Yes, it is there. One can feel and see the kind of response we are getting. In my roadshows, I could see that his name has reached the villages and people want a strong government. There is a strong anti-incumbency against the Congress. People want a change. Along with his humble background Mr. Modi is an icon of change.

Are you handicapped without the support of the JD(U) after the split?

It is a blessing in disguise. The alliance was working well in Bihar and a Narendra Modi government at the Centre would not have posed any contradiction. The split, in any case, has rid us of the anti-incumbency factor which Bihar Chief Minister Nitish Kumar is saddled with. The BJP Ministers had performed better and now with 91 MLAs we are providing a strong and credible Opposition which the RJD was unable to do. The BJP is out of the shadows of Mr. Kumar and emerging to stand on its own feet. We can give an alternative government in Bihar now. The BJP might be a gainer but the State is a loser as Mr. Kumar has pushed the State into political instability.
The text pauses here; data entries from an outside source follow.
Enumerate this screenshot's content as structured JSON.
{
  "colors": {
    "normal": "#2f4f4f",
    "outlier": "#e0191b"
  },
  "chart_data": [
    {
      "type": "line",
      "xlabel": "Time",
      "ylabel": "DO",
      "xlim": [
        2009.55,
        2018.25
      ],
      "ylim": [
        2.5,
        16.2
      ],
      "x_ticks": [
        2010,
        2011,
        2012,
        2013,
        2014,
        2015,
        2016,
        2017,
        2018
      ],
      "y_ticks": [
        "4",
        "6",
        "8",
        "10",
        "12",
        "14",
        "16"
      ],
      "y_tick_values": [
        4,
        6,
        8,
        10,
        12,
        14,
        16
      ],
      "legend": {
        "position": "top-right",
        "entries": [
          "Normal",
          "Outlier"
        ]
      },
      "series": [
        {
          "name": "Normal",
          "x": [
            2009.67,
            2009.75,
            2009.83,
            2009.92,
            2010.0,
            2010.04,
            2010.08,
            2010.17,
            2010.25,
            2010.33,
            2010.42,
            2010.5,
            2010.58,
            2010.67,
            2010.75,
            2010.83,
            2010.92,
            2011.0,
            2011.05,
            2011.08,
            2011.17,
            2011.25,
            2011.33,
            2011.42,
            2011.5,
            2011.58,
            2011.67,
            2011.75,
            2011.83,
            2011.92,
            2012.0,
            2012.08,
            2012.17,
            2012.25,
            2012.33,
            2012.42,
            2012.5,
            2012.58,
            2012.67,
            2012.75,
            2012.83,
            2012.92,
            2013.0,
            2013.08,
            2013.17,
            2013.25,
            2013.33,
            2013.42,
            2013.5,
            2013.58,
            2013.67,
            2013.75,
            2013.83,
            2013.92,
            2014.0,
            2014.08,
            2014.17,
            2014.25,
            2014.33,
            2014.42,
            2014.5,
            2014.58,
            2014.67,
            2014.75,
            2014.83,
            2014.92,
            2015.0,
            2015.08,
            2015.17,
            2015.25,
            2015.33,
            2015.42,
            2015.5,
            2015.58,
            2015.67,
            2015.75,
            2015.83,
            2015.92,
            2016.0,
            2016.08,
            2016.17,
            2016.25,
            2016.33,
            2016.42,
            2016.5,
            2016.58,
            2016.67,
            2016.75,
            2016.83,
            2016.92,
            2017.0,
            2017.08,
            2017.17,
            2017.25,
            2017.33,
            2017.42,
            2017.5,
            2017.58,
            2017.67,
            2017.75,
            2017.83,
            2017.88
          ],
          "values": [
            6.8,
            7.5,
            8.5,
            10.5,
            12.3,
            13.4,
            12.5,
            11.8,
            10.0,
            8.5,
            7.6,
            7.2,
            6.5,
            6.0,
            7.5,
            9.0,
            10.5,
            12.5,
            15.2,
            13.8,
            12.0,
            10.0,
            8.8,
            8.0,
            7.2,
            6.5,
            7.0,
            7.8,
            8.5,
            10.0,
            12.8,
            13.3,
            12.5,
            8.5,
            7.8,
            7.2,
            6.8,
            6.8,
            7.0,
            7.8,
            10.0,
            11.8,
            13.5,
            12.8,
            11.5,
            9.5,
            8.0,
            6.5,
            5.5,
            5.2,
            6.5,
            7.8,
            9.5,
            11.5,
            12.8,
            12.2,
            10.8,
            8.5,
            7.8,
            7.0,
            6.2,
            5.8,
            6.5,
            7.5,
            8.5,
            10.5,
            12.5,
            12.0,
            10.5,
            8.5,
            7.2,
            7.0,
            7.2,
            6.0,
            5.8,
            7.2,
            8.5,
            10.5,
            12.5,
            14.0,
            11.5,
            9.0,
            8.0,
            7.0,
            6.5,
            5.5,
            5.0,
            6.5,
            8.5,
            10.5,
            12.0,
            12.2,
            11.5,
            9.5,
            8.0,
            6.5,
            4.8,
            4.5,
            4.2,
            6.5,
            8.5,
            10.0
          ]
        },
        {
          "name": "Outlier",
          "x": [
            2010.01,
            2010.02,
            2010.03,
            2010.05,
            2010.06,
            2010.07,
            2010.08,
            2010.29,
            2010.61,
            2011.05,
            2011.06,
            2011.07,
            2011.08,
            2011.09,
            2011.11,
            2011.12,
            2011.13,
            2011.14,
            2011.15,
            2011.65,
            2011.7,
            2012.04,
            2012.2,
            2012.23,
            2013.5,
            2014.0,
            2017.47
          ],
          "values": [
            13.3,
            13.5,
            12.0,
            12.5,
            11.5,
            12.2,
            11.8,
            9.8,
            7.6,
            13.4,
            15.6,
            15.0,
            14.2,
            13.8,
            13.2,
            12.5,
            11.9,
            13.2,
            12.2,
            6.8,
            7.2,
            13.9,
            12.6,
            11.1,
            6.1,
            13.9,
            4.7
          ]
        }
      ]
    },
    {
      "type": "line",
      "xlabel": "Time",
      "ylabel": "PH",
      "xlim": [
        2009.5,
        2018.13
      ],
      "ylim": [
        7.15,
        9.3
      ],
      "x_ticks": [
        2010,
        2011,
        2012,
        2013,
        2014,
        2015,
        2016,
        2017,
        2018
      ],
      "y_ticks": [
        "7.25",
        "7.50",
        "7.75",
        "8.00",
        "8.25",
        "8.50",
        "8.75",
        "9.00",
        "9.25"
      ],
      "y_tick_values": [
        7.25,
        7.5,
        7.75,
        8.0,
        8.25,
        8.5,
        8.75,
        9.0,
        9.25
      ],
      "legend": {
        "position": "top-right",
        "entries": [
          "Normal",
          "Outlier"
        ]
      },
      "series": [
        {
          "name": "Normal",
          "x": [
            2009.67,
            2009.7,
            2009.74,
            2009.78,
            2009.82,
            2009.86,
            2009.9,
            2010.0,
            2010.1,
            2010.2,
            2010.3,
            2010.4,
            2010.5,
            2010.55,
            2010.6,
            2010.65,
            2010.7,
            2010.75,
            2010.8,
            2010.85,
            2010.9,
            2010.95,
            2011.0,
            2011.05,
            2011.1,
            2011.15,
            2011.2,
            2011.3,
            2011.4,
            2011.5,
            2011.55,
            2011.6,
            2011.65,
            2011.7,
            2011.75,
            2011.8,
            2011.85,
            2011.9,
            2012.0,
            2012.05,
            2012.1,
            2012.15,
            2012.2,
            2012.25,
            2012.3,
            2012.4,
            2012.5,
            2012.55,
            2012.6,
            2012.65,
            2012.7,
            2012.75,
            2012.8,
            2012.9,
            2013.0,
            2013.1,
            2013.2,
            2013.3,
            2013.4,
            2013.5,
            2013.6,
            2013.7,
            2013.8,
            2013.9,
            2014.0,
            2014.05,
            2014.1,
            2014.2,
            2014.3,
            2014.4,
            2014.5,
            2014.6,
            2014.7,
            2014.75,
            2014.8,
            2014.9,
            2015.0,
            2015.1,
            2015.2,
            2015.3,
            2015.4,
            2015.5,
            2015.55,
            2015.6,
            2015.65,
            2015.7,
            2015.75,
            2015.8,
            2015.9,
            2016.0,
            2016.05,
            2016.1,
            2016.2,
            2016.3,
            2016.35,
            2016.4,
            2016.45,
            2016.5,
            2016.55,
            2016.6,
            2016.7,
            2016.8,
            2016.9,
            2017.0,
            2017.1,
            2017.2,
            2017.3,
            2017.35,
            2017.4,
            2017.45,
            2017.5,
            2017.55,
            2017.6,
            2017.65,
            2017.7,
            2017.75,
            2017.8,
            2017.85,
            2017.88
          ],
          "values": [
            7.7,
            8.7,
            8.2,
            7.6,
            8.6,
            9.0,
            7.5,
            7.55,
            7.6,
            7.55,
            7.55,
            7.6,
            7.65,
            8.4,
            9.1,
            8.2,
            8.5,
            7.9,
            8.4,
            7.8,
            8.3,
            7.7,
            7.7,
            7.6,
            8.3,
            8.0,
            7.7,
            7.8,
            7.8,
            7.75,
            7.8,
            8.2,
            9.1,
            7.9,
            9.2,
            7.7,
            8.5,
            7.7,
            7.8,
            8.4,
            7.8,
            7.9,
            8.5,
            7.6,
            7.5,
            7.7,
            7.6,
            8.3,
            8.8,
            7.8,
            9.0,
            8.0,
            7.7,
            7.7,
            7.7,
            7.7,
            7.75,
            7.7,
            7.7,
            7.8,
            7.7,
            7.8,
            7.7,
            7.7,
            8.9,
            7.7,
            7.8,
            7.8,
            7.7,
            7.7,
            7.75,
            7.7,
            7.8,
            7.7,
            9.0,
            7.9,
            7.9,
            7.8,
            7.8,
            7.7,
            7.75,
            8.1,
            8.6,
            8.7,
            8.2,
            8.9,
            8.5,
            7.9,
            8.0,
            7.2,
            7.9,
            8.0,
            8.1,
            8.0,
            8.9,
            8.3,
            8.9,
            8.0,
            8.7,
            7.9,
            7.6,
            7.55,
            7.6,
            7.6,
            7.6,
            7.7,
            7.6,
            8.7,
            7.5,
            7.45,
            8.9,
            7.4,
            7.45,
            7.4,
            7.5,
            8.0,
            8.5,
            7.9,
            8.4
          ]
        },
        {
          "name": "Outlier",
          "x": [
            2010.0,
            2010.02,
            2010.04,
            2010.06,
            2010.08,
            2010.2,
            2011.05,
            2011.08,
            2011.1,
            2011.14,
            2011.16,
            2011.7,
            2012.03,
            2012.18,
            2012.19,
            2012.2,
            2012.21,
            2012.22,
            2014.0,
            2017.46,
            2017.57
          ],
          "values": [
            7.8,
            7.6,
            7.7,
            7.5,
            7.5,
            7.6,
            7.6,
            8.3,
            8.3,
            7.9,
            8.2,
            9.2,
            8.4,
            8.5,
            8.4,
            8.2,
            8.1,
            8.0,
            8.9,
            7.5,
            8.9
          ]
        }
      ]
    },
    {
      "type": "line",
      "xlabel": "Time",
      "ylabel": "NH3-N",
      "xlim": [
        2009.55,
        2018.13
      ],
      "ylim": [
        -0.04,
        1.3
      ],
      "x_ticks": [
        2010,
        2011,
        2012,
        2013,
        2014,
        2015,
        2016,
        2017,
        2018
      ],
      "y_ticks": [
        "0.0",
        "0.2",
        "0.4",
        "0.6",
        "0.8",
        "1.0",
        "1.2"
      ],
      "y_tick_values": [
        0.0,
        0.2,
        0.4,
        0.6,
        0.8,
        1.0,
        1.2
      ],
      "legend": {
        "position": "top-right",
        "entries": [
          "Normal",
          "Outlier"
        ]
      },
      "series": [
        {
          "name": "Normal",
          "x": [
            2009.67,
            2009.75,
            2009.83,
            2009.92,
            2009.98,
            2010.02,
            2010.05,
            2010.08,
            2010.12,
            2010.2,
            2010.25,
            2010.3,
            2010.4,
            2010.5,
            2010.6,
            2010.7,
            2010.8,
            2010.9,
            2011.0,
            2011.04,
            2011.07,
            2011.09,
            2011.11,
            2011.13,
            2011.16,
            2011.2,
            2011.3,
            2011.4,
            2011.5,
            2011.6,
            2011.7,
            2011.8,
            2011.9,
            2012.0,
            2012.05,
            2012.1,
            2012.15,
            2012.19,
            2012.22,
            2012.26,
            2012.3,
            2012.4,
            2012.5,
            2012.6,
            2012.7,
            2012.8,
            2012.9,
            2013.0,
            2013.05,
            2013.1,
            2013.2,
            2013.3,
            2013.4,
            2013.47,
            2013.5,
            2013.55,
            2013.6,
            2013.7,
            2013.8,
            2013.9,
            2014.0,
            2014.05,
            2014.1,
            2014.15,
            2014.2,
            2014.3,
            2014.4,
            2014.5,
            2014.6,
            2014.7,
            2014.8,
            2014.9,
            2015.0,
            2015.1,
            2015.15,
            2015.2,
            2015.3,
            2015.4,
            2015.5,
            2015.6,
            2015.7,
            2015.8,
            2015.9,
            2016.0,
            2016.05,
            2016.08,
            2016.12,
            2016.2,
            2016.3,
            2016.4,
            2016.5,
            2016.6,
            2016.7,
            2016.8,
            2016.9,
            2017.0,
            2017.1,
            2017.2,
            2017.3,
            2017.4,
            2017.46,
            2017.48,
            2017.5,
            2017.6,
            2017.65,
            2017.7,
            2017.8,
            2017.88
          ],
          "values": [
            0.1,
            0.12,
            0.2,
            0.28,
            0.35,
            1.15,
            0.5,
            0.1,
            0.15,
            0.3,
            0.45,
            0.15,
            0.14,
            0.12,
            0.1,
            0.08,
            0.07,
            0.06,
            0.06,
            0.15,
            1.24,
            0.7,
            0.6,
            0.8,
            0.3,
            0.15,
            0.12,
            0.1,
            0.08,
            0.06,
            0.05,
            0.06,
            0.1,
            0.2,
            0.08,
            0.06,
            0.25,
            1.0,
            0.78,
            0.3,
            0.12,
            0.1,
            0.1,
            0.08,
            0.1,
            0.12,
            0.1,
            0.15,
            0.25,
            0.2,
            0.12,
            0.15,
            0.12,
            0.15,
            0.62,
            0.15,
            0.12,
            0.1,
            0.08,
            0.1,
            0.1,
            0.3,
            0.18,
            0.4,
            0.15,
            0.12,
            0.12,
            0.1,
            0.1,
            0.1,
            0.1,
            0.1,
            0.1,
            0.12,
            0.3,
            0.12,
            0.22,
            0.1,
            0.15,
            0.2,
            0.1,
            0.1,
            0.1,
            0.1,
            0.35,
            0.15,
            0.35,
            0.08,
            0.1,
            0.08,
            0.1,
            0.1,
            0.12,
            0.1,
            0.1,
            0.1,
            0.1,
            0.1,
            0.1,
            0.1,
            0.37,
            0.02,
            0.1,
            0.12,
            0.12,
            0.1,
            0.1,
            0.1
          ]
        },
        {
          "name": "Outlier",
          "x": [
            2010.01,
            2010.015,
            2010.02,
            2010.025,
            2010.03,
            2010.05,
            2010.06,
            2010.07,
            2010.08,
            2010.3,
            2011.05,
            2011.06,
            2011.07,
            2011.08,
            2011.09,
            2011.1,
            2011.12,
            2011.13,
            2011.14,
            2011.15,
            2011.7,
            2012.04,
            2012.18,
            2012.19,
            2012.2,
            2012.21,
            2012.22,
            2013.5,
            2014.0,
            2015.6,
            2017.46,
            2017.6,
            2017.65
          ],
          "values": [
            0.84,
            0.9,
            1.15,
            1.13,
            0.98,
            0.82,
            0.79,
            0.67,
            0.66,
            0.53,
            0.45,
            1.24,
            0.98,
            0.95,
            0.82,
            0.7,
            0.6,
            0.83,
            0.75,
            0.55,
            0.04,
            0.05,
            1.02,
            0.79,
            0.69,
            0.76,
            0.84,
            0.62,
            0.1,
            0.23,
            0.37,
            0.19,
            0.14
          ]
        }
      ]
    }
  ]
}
Mr. Kumar fears his government may be destabilised if the BJP comes to power at the Centre…

The BJP does not indulge in such politics. There is revolt within Mr. Kumar’s party. He has suspended a large number of his legislators for anti-party activities. He is unable to fill the vacancies in his Cabinet caused by the dismissal of BJP Ministers by him. If he performs badly in the elections, the political dynamics are such in his party that they would pose a threat to his leadership.

Mr. Kumar has charged that the BJP had failed to promise a special package to Bihar. The fact remains the Atal Bihari government, of which Mr. Kumar too was a part, did not give it to Bihar after Jharkhand was carved out of it as a separate State in 2000…

Mr. Vajpayee gave a special annual assistance of Rs.1,000 crore which the UPA has now increased to Rs.2,000 crore as special provision under the Backward Region Grant Fund(BRGF) for Bihar and Kalahandi and Bundelkhand regions. The Planning Commission has provided Rs.12,000 crore against our demand for Rs.20,000 crore. There can be a dispute over the amount but the State is getting something special. We are committed to giving special assistance to Bihar.

Who is your main rival — Lalu Prasad or Mr. Kumar?

Our main fight is with the RJD-Congress-NCP alliance generally but for in three or four seats where the contest is with the JD(U)-CPI combine. The JD(U) will be relegated to the third position. The BJP along with its allies will emerge as the largest group and Bihar’s contribution will be one of the largest to the NDA’s number. I’ll not predict any number but we are moving in the positive direction.

On what basis have you been making allegations that Mr. Kumar had joined hands with the RJD and Congress?

The target of both the RJD-Congress alliance and JD(U) is the same — Narendra Modi. For Mr. Kumar, the Congress is not untouchable. He had tried to forge an alliance with the Congress. He talks about third and fourth fronts which history tells us usually joined hands with the Congress in forming governments at the Centre. The withdrawal of JD(U) candidate Akhtarul Iman from the fray in Kishanganj was not accidental but part of a design. Mr. Iman is campaigning for the JD(U) candidate in the by-election from Kochadaman Assembly constituency.

The JD(U) withdrew its weak candidate with the objective of preventing the BJP from winning from Kishanganj. Mr. Kumar sees the BJP as the biggest threat. There are other instances like in Bhagalpur and Madhubani, where his candidates are not evening campaigning. It will benefit the RJD. Most of his workers are shifting towards the RJD. On the other hand, in Araria and Katihar he has fielded candidates to cut into our votes. Such tactics will gain in dimension in the coming phases of election.